I probably have some particular biases here. I am a strong proponent of the separation of concerns and believe that HTML, CSS and JavaScript should exist as separate and distinct layers.

Many component-centric frameworks usually merge all of these together into a single component file, allowing you to ‘tree shake’ bundled files to include only the specific components needed for a particular area. If you know how to do that, though, you’re probably not reading this.

Bundlers are also useful for libraries and tools intended for others, where you might want to package and distribute the same script in multiple formats (ESM, CommonJS, UMD, etc.), but you can usually just get away with only shipping ESM for modern websites.

To answer the question then: I don’t think you need the same tooling for small sites versus large. In fact, for small sites, you probably don’t need any tooling at all.

Well, actually… task runners

Task runners, such as Gulp and Grunt, I treat a little differently. Alone they don’t really do much of anything, but they provide an interface by which you can chain together a bunch of other build scripts in a logical and easier to understand way than something like Bash scripts or npm scripts.

I think using task runners is often sensible regardless of the size of the site in question. They are tools that you can make do what you want, rather than tools that directly do anything for you.

Well, actually… polyfilling

Polyfilling is the process of ‘filling in the cracks’ of feature support in browsers. In my opinion, it’s the only case where having some build tooling set up is useful regardless of the size of the site.

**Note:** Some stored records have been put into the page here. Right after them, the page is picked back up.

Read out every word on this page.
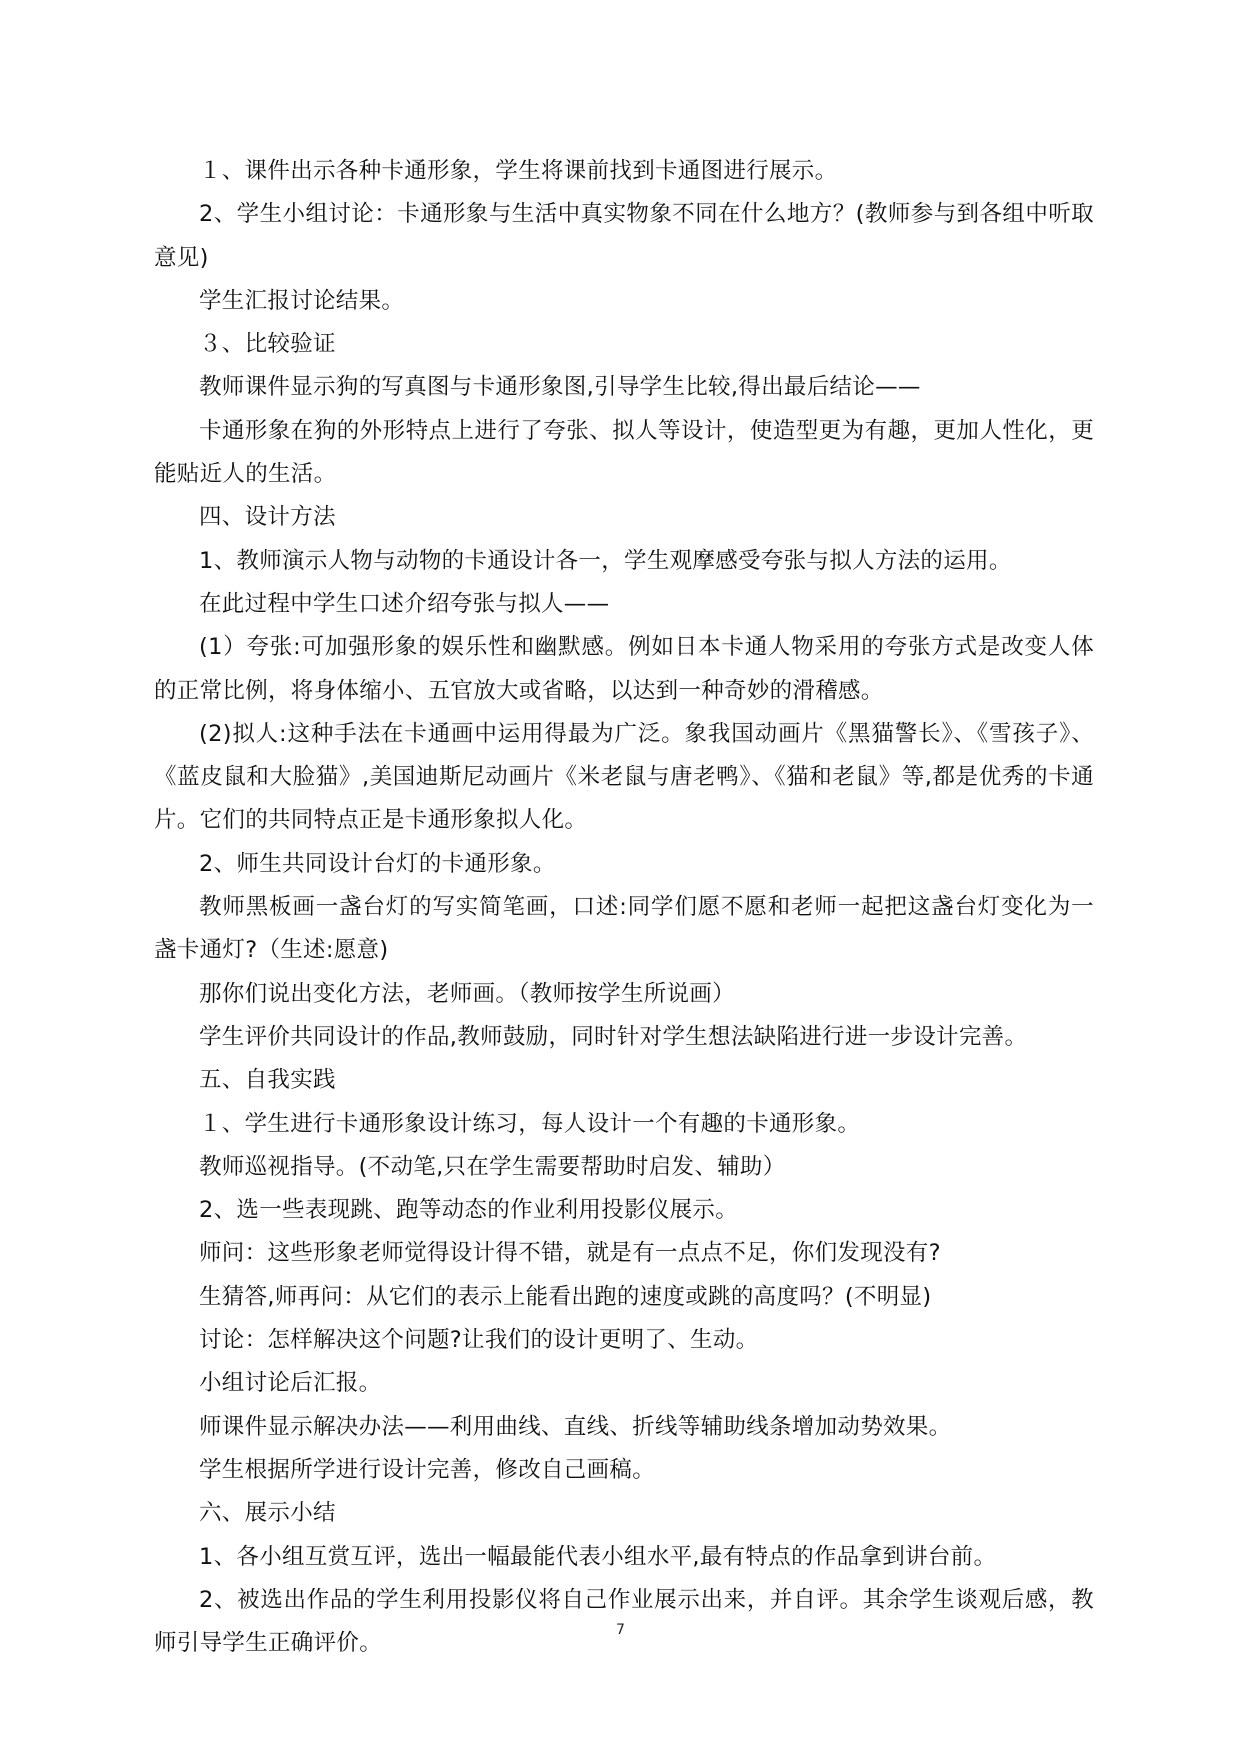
１、课件出示各种卡通形象，学生将课前找到卡通图进行展示。

2、学生小组讨论：卡通形象与生活中真实物象不同在什么地方？(教师参与到各组中听取意见)

学生汇报讨论结果。

３、比较验证

教师课件显示狗的写真图与卡通形象图,引导学生比较,得出最后结论——

卡通形象在狗的外形特点上进行了夸张、拟人等设计，使造型更为有趣，更加人性化，更能贴近人的生活。

四、设计方法

1、教师演示人物与动物的卡通设计各一，学生观摩感受夸张与拟人方法的运用。

在此过程中学生口述介绍夸张与拟人——

(1）夸张:可加强形象的娱乐性和幽默感。例如日本卡通人物采用的夸张方式是改变人体的正常比例，将身体缩小、五官放大或省略，以达到一种奇妙的滑稽感。

(2)拟人:这种手法在卡通画中运用得最为广泛。象我国动画片《黑猫警长》、《雪孩子》、《蓝皮鼠和大脸猫》,美国迪斯尼动画片《米老鼠与唐老鸭》、《猫和老鼠》等,都是优秀的卡通片。它们的共同特点正是卡通形象拟人化。

2、师生共同设计台灯的卡通形象。

教师黑板画一盏台灯的写实简笔画，口述:同学们愿不愿和老师一起把这盏台灯变化为一盏卡通灯?（生述:愿意)

那你们说出变化方法，老师画。（教师按学生所说画）

学生评价共同设计的作品,教师鼓励，同时针对学生想法缺陷进行进一步设计完善。

五、自我实践

１、学生进行卡通形象设计练习，每人设计一个有趣的卡通形象。

教师巡视指导。(不动笔,只在学生需要帮助时启发、辅助）

2、选一些表现跳、跑等动态的作业利用投影仪展示。

师问：这些形象老师觉得设计得不错，就是有一点点不足，你们发现没有?

生猜答,师再问：从它们的表示上能看出跑的速度或跳的高度吗？(不明显)

讨论：怎样解决这个问题?让我们的设计更明了、生动。

小组讨论后汇报。

师课件显示解决办法——利用曲线、直线、折线等辅助线条增加动势效果。

学生根据所学进行设计完善，修改自己画稿。

六、展示小结

1、各小组互赏互评，选出一幅最能代表小组水平,最有特点的作品拿到讲台前。

2、被选出作品的学生利用投影仪将自己作业展示出来，并自评。其余学生谈观后感，教师引导学生正确评价。

7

Polyfilling tools like PostCSS (with postcss-preset-env) and Babel allow you to use modern CSS and JS while still supporting older browsers, or to use cutting-edge features that aren’t widely supported yet.

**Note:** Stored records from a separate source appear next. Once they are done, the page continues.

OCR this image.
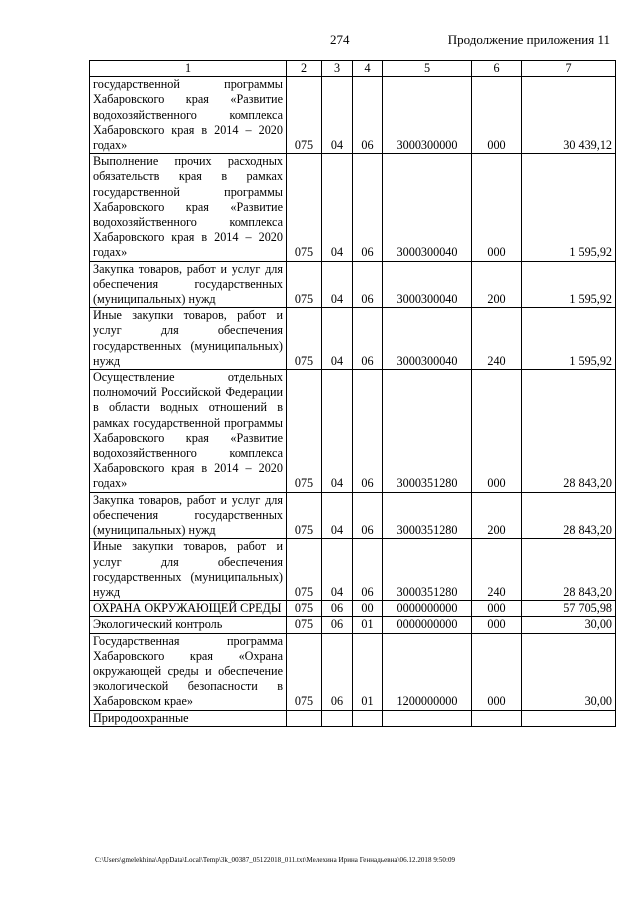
274	Продолжение приложения 11
1	2	3	4	5	6	7
государственной программы Хабаровского края «Развитие водохозяйственного комплекса Хабаровского края в 2014 – 2020 годах»	075	04	06	3000300000	000	30 439,12
Выполнение прочих расходных обязательств края в рамках государственной программы Хабаровского края «Развитие водохозяйственного комплекса Хабаровского края в 2014 – 2020 годах»	075	04	06	3000300040	000	1 595,92
Закупка товаров, работ и услуг для обеспечения государственных (муниципальных) нужд	075	04	06	3000300040	200	1 595,92
Иные закупки товаров, работ и услуг для обеспечения государственных (муниципальных) нужд	075	04	06	3000300040	240	1 595,92
Осуществление отдельных полномочий Российской Федерации в области водных отношений в рамках государственной программы Хабаровского края «Развитие водохозяйственного комплекса Хабаровского края в 2014 – 2020 годах»	075	04	06	3000351280	000	28 843,20
Закупка товаров, работ и услуг для обеспечения государственных (муниципальных) нужд	075	04	06	3000351280	200	28 843,20
Иные закупки товаров, работ и услуг для обеспечения государственных (муниципальных) нужд	075	04	06	3000351280	240	28 843,20
ОХРАНА ОКРУЖАЮЩЕЙ СРЕДЫ	075	06	00	0000000000	000	57 705,98
Экологический контроль	075	06	01	0000000000	000	30,00
Государственная программа Хабаровского края «Охрана окружающей среды и обеспечение экологической безопасности в Хабаровском крае»	075	06	01	1200000000	000	30,00
Природоохранные						
C:\Users\gmelekhina\AppData\Local\Temp\3k_00387_05122018_011.txt\Мелехина Ирина Геннадьевна\06.12.2018 9:50:09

An amphimorpho looking alarmed and grimacing.

Be aware, that polyfilling is commonly achieved through a liberal application of JavaScript, and having a many of them can really bloat the amount of code you’re shipping. Be cautious.

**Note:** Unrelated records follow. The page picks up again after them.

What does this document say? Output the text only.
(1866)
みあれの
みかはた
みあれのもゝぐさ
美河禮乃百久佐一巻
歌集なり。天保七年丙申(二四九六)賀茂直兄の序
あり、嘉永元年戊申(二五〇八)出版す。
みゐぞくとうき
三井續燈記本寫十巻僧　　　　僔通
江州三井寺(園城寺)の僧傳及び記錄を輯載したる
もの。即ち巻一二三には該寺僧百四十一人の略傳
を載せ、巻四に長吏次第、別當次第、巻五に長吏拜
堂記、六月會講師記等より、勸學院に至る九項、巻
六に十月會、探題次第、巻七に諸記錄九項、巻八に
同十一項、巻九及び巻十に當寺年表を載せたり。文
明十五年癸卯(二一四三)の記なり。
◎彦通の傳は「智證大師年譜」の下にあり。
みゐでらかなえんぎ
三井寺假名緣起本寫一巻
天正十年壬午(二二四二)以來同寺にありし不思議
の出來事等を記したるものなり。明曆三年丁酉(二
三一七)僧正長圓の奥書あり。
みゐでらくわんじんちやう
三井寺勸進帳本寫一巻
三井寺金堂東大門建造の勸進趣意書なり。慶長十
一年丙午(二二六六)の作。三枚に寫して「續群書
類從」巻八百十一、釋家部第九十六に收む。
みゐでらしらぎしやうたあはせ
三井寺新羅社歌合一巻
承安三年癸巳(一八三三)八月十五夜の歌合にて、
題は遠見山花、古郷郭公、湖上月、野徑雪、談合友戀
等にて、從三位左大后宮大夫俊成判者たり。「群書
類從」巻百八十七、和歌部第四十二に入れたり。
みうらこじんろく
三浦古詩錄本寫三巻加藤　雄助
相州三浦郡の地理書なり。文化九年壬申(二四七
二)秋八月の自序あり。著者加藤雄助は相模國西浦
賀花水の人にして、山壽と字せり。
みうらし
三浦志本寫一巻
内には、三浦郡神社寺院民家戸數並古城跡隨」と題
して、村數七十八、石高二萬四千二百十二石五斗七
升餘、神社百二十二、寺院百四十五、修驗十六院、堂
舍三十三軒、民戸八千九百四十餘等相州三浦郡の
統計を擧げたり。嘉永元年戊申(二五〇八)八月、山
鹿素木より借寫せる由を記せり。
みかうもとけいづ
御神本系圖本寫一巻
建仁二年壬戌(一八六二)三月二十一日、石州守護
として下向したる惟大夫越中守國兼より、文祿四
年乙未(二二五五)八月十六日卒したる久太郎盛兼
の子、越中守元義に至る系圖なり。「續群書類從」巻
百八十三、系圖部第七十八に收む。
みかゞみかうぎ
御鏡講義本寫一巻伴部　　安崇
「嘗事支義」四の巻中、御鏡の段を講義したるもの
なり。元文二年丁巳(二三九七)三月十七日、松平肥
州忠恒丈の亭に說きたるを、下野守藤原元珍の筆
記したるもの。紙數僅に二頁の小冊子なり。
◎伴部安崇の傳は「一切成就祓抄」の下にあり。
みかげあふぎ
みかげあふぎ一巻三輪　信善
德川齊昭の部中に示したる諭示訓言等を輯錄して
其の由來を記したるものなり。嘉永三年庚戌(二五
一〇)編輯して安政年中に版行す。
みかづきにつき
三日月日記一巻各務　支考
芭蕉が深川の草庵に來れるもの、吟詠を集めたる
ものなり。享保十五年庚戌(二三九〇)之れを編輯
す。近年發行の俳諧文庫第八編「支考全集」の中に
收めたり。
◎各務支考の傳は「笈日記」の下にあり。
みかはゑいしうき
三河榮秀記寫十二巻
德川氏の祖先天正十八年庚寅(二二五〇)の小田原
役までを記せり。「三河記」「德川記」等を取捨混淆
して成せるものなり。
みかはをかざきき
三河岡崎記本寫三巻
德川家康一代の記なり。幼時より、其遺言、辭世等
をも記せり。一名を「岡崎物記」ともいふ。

You don’t need to polyfill things. If you’re a small personal site where you can be reasonably confident that everyone is using a recent version of Chrome or Firefox, everything will probably work fine without polyfilling.

CDNs

CDNs, or Content Delivery Networks, are centralised hosts for assets used across many seperate domain names. The general idea is that the using a CDN allows for these shared assets to be loaded once, and can then be aggressively cached for repeated use, rather than being loaded afresh for each domain.

Unfortunately—and tell me if you’ve heard this one before—this only really works as intended for large, content-heavy websites (or groups of websites) where the CDN is managed by the same organisation. For other cases, there tends to be quite a few drawbacks:

  • The performance benefit of sharing assets only applies if your users are visiting lots of different websites that are using the same files from the same CDN, which is rarely actually the case.
  • CDNs can complicate dependency management, especially if it’s one that updates files to the latest versions in place. (Not common, but it does happen.)
  • Public CDNs are an increasingly common vector for man-in-the-middle attacks.
  • Over time, a CDN can shut down or stop hosting the assets you’re relying upon, breaking your website without warning.

There are times when you have little choice (you can’t easily download all of Google Maps to your server, for example), but I’ve personally stopped using CDNs for personal projects after being burned on more than one occassion.

For short-term, low-stakes experiments, feel free to use public CDNs though, I don’t think anyone cares too much about that.